Polish Catholics across U.S. gather at Orchard Lake to dedicate shrine to St. John Paul II
Orchard Lake — “Wherever you are, you’ll still be Polish.”
The iconic statement from St. John Paul the Great as portrayed in the film “Karol: A Man Who Became Pope” was reiterated by Archbishop Thomas G. Wenski, archbishop of Miami, during a Mass celebrating all things Polish.
Polish priests, bishops and even Cardinal Adam J. Maida were on hand June 22 at the Chapel of Our Lady of Orchard Lake to celebrate 1,050 years of Polish Christianity, bringing a proud nation into the Church, and arguably, the start of “Polish-ness” itself.
Clergy from across the country and Polish-American Catholics gathered in Orchard Lake, the epicenter of Polonia — or the Polish diaspora — in the United States. Archbishop Wenski said “Polish-ness” and Catholicism can’t be separated, but rather, complement each other.
“In this chapel, built by Polish-American Catholics, today we celebrate our ‘Polish-ness,’ the form in which we celebrate our Catholic faith,” Archbishop Wenski said. “Polish roots run deep, roots of faith and culture, anchors for the Polish people.”
Archbishop Wenski delivered the English homily, while Bishop Witold Mroziewski, auxiliary bishop of the Diocese of Brooklyn, N.Y.,delivered the Polish version.
In 966 A.D., Mieszko I, the duke of Poland, accepted Christianity on behalf of his nation, uniting the country under a common faith. In 2016, the National Polish Apostolate, the Polish American Priests’ Association and the Catholic League for Religious Assistance to Poland and Polonia celebrated that moment 1,050 years later.
“In 1979, during the Pentecost Mass, John Paul II during the vigil Mass said through Jesus, God reveals not only who He is, but who we are,” Archbishop Wenski said. “We can’t understand us, Poland, without Christ. You can’t understand Polonia without Christ, because without Christ it doesn’t make any sense. Only Christ can explain our attachment to our ‘Polish-ness’ throughout years of poverty, hunger and oppression.”
The Mass featured a procession of people in traditional Polish dress and Polish-Catholic traditions, with Jaroslaw Golembiowski playing a musical program before Mass. As the bishop of the diocese, though not himself Polish, Archbishop Allen H. Vigneron read an official archdiocesan decree making the chapel’s shrine to St. John Paul the Great the official archdiocesan Shrine of St.

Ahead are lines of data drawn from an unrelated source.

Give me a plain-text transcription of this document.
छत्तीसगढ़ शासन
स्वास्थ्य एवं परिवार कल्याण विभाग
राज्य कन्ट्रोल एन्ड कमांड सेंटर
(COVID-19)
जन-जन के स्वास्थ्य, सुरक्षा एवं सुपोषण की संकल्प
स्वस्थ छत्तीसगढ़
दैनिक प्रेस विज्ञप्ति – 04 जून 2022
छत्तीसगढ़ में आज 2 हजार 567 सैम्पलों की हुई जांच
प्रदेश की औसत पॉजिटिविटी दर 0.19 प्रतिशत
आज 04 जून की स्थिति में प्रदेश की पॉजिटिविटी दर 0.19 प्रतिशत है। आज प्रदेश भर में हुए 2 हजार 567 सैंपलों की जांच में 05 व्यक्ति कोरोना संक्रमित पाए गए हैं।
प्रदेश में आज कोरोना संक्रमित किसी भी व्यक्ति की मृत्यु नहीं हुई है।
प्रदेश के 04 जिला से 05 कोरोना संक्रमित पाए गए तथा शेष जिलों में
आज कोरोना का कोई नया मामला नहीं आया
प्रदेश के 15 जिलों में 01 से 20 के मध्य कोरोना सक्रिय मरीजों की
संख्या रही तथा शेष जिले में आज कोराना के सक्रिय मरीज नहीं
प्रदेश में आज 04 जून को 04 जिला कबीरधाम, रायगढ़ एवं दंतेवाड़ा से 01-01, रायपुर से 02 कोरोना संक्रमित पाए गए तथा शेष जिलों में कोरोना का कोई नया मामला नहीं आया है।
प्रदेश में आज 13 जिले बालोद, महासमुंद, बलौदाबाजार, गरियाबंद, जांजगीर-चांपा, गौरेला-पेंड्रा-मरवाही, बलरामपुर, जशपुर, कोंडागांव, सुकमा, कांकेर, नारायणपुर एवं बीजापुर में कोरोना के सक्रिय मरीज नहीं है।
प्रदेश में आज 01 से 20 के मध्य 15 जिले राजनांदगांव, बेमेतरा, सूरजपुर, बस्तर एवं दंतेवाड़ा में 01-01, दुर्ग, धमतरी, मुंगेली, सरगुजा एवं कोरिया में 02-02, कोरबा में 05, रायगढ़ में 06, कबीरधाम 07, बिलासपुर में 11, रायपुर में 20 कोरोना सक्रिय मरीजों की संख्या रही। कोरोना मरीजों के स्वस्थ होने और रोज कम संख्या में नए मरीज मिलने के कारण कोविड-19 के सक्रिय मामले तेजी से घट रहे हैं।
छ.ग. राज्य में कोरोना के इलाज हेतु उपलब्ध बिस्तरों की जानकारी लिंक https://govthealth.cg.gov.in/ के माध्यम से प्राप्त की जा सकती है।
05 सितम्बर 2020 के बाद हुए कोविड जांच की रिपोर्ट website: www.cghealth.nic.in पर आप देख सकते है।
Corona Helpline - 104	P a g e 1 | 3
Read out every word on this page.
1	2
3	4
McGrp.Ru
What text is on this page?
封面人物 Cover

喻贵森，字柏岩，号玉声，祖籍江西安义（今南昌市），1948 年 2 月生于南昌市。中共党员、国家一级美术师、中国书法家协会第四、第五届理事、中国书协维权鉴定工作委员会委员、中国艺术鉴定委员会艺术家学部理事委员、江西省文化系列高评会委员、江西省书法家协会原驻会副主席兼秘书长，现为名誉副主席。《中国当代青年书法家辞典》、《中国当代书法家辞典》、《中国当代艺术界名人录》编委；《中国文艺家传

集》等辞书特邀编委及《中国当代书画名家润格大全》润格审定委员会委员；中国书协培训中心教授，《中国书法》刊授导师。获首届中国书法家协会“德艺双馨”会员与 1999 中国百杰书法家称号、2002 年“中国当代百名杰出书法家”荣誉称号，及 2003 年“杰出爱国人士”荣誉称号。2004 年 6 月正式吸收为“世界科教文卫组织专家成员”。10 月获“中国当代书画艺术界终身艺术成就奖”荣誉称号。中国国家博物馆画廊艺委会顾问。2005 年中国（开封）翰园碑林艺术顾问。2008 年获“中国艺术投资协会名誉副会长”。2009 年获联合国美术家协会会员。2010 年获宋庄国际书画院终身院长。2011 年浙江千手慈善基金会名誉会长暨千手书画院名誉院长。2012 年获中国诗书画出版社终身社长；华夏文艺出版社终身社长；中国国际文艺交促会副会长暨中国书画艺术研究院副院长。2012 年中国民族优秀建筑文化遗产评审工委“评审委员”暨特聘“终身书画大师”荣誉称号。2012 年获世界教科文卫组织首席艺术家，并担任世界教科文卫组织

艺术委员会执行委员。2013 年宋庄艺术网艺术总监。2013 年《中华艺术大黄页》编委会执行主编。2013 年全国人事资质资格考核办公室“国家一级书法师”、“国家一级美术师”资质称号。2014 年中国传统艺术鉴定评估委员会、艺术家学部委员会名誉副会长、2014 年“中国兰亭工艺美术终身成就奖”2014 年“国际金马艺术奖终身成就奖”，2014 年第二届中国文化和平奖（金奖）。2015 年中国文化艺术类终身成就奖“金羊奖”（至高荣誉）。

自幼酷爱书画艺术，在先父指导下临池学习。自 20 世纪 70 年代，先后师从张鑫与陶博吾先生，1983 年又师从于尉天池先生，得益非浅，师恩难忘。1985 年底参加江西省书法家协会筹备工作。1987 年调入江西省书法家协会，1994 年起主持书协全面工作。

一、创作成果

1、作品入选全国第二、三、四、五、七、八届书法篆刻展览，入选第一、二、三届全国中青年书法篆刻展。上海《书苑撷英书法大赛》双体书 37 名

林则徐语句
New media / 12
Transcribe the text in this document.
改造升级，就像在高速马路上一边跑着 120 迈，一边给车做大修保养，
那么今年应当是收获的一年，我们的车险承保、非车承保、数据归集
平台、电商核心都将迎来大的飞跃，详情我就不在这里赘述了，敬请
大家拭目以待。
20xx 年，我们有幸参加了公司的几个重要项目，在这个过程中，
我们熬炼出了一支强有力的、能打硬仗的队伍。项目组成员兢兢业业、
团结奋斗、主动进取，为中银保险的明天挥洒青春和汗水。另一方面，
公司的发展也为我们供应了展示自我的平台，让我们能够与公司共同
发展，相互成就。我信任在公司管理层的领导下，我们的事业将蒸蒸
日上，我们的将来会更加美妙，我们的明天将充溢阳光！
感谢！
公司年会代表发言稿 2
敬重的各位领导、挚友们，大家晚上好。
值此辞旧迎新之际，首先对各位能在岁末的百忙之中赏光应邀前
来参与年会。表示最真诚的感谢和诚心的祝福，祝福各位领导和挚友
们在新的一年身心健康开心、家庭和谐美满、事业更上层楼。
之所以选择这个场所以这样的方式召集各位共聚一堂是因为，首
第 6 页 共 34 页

John Paul II in the Archdiocese of Detroit. The decree was written by Bishop Francis R. Reiss, who is of Polish descent.
Cardinal Maida, the son of a Polish immigrant and a St. Mary’s Preparatory alum, blessed the marble shrine from Italy, which cost $75,000 and contains a first-class relic of blood from the sainted pope. The shrine was made possible largely through anonymous donations and is intended as a site for pilgrimage, with its care entrusted to the rector of SS. Cyril and Methodius Seminary.
“On behalf of all the faithful who aren’t blessed with Polish heritage, thank you for your welcome and may you have a blessed anniversary,” Archbishop Vigneron said. “It’s right that this shrine is established here. This, on the Feast of St. John Paul the Great (Oct. 22), can be a shrine of pilgrimage.”
After Mass, concelebrants and the congregation moved to the St. Mary’s athletic complex for dinner. The facility features a quote from St. John Paul the Great from when he visited in 1969: “If the Orchard Lake Schools did not exist, it would be necessary to establish them.”
Msgr. Thomas C. Machalski, Jr., chancellor-rector of Orchard Lake Schools and rector of SS. Cyril and Methodius Seminary, told The Michigan Catholic it was an honor for the Orchard Lake campus to house the archdiocesan shrine.
“When St. John Paul the Great visited here in 1976, I was a student at the college, and I was the cross bearer for Mass,” Msgr. Machalski said. “It’s so hard to comprehend, this man who is a saint, I talked to, he sailed in our lake, visited our school, walked the same sidewalk and halls we do.”
Echoing Archbishop Vigneron, Msgr. Machalski said the shrine to the man who embodied Polish Catholicism can be nowhere else but Orchard Lake.
“It fulfills our humility in these schools, and it’s an honor to care for the shrine,” Msgr. Machalski said. “He (St. John Paul the Great) wouldn’t like the fanfare, he was so humble, but he’d be so happy to see us continuing the mission.”
Already regarded as the capital of Polish-American culture in the United States, the presence of the shrine to one of the most beloved leaders in this generation will only add to the Polish presence at Orchard Lake, he said.